Researchers hypothesized that groups targeted by "anti-immigrant, anti-Hispanic and anti-Muslim rhetoric, policies and violence" would more likely see an increase in pre-term births after Trump's inauguration.

An increase in "sociopolitical stressors" and hate crimes in the 2016 election's aftermath may have contributed to the spike in premature births among "targeted populations" such as Hispanic women, according to the study.

Premature births increased among Latina women overall, but the impact was most acute for those born in foreign countries with Mexican or Central American ancestry, the study found. Women from the Middle East, North Africa and the countries targeted by Trump's so-called travel ban saw a smaller spike.
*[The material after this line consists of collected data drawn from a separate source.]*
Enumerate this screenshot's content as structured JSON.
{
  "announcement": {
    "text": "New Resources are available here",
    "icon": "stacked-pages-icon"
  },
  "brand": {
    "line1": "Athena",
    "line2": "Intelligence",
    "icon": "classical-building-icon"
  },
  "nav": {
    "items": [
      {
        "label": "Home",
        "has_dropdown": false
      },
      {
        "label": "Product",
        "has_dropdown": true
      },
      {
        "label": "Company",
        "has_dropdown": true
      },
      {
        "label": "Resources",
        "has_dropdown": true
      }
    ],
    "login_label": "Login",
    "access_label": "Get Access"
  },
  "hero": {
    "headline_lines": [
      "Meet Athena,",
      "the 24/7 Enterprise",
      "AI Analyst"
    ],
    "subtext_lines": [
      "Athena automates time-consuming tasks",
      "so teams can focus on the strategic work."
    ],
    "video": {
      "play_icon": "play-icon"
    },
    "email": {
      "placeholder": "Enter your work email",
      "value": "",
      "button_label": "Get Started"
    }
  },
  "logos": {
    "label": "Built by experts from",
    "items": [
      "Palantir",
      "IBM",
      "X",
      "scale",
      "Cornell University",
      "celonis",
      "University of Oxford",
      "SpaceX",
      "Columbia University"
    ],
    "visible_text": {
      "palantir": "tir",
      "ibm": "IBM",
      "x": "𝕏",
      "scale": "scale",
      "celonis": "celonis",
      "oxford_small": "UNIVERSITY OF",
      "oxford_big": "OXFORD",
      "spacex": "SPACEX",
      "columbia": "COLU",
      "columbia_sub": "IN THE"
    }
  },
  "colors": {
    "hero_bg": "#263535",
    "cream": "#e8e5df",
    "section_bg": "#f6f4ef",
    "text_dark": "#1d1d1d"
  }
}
The rate among white women, by contrast, barely budged after the inauguration and actually decreased very slightly for those born in the U.S., according to the study. The city's overall pre-term birth rate increased slightly to 7.3 percent after the inauguration from 7 percent in the earlier part of Trump's campaign.

Premature births were most common among black women at a rate of 10.6 percent in the month's after Trump's inauguration, up slightly from 10.2 percent early in his campaign, the study shows.

"The study results point to the importance of monitoring the health impacts of severe sociopolitical stressors and changing exposure to these stressors, as has occurred for groups targeted during the 2016 presidential election and its aftermath," said Dr. Nancy Krieger, a Harvard professor of social epidemiology who was the study's lead author.